The DIVOT tool ensures organized thinking, which is the antidote to ideas that are “energy drains.” Using it often will give you a lower handicap and make you much more powerful in the clubhouse.

Paul Trout is a Partner with Akina – a firm that helps clients improve their sales, marketing, and leadership effectiveness. This column is an excerpt from a book he is writing on Building Buy-In. He encourages readers to submit case studies, learnings, or questions about Building Buy-In, which may become part of the book and appear in a future column. Contact him via e-mail or by phone at (312) 224-8028.

Caucus Insights

This section features condensed versions of recent discussions in ALA’s Large Firm Administrators Caucus ListServe, which is exclusively for people working in firms with 100 attorneys or more.

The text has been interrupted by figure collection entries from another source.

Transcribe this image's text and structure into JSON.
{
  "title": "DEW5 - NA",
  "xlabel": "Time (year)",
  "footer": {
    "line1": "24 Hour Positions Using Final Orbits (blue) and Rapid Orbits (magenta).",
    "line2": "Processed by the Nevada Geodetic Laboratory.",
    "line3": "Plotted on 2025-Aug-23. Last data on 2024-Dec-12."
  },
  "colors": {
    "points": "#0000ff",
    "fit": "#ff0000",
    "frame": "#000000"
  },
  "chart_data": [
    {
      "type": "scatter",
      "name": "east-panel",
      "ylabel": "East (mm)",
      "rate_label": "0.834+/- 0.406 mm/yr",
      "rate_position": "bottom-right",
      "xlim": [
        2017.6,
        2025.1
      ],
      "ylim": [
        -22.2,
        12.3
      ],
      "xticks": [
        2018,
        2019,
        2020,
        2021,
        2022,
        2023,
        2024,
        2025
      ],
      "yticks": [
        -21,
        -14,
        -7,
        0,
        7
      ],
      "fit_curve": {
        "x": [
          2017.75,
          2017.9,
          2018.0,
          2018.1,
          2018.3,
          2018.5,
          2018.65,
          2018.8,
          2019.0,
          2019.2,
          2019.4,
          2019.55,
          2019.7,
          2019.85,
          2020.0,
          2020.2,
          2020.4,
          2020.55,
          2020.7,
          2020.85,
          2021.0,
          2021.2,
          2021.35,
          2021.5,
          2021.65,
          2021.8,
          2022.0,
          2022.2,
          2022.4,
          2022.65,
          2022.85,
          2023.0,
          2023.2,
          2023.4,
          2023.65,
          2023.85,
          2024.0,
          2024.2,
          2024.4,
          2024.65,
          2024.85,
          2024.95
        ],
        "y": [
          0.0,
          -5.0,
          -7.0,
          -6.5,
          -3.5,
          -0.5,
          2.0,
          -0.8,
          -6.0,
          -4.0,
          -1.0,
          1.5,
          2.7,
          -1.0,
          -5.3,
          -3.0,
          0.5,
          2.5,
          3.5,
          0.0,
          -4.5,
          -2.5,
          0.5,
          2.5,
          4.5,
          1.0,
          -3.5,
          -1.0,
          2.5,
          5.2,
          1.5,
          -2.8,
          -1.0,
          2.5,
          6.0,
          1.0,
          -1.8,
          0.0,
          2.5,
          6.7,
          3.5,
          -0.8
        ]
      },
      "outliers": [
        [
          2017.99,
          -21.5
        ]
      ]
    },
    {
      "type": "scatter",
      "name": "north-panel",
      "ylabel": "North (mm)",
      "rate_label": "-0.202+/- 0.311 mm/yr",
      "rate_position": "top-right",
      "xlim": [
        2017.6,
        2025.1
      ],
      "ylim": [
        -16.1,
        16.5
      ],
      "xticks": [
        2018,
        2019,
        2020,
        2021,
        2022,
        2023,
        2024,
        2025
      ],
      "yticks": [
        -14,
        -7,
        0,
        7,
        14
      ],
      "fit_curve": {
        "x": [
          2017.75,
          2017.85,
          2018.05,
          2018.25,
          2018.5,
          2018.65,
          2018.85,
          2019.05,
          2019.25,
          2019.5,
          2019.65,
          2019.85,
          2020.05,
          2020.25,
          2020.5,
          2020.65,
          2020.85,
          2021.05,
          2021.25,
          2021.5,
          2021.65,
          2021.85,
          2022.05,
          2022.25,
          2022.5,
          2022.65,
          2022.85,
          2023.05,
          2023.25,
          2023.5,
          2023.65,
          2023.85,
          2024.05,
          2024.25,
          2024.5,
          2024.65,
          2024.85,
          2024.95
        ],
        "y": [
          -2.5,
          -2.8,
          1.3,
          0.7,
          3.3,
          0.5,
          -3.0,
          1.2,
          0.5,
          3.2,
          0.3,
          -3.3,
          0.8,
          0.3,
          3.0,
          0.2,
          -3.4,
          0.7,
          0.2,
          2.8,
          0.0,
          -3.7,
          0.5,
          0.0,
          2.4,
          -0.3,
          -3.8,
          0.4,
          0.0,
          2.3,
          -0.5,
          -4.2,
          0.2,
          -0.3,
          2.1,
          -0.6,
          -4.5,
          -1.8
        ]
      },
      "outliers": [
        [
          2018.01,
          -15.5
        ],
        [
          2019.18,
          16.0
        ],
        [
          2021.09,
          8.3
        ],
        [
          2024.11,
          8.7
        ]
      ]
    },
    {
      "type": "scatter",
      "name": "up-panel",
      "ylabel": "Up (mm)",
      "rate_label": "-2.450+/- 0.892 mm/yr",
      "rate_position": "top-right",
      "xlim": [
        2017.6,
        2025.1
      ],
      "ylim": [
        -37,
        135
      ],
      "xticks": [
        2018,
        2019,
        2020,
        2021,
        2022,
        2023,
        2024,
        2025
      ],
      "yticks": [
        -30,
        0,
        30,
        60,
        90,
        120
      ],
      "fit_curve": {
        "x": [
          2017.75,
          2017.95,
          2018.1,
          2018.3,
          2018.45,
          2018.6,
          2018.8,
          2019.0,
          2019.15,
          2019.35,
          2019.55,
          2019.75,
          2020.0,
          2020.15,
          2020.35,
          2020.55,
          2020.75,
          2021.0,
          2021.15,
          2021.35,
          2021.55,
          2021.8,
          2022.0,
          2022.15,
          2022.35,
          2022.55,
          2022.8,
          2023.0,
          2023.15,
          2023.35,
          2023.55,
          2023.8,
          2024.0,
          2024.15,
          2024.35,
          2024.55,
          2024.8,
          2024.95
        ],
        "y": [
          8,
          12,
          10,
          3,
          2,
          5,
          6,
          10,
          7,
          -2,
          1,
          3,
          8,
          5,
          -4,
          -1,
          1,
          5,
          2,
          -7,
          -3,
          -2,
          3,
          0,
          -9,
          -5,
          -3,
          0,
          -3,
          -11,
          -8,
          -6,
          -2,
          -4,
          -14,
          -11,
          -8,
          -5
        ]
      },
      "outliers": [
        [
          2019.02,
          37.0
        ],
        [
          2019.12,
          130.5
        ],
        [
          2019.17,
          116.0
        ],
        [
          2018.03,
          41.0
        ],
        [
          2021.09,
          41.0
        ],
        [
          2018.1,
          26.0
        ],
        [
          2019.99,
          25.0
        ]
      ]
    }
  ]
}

THE TOPIC: ‘Key Person’ Insurance Policies

We are re-evaluating our “key-person” accidental death policy that names the firm as beneficiary for all shareholders in the amount of $100,000. The policy is intended to protect the firm from the disruption that the sudden death of a shareholder would cause, but the amount was set some time ago and now may not be sufficient, especially for some of our higher-revenue generating shareholders. Do you have similar coverage on your shareholders/partners? If so, is it for accidental death or life coverage? How do you go about determining the amounts to cover these key people?

SELECTED RESPONSES:

  1. Each partner is required to carry a $200,000 life insurance policy, for which he or she names the beneficiary of the death benefit, and the firm owns the cash value. Premiums are paid by the firm and imputed as income to the partner. The policy is portable; if the partner leaves, he or she can take it by paying the cash value to the firm. Or the partner can surrender the policy, and the firm gets cash value. This is a required policy. Other Life and AD&D are available as an option, self-owned, etc.

  2. We dropped key-man/death-benefit coverage several years ago and changed it to a life insurance policy owned by the individual but paid by the firm. They name their own beneficiaries and can assign the policies elsewhere if they wish. All partners are insured in an amount equal to their prior year earnings.

  3. We have key-person life insurance on all shareholders, and the amount ranges from $100,000 to $1 million determined by the Executive Committee. Amounts are based on judgment and reviewed annually as part of our budgeting process and new shareholder admissions on February 1. New shareholders are at the $100,000 level.

  4. We allocated a pool of coverage among the most important partners, calculated as a multiple of annual compensation (which is presumed to reflect contributions to the firm, including business generation client account management). There is no coverage for those below the line (where the determined amount is consumed by coverage for those above it). It’s a strange approach, but it works better than $100,000 each.

  5. As we got bigger, we dropped key-man/woman coverage for our shareholders and basically self-insured this risk.

  6. We carry such insurance in the amount of the partner’s capital account.

NOTE: Approximately one-half of those responding to this question indicated that their firms do not have/carry such coverage.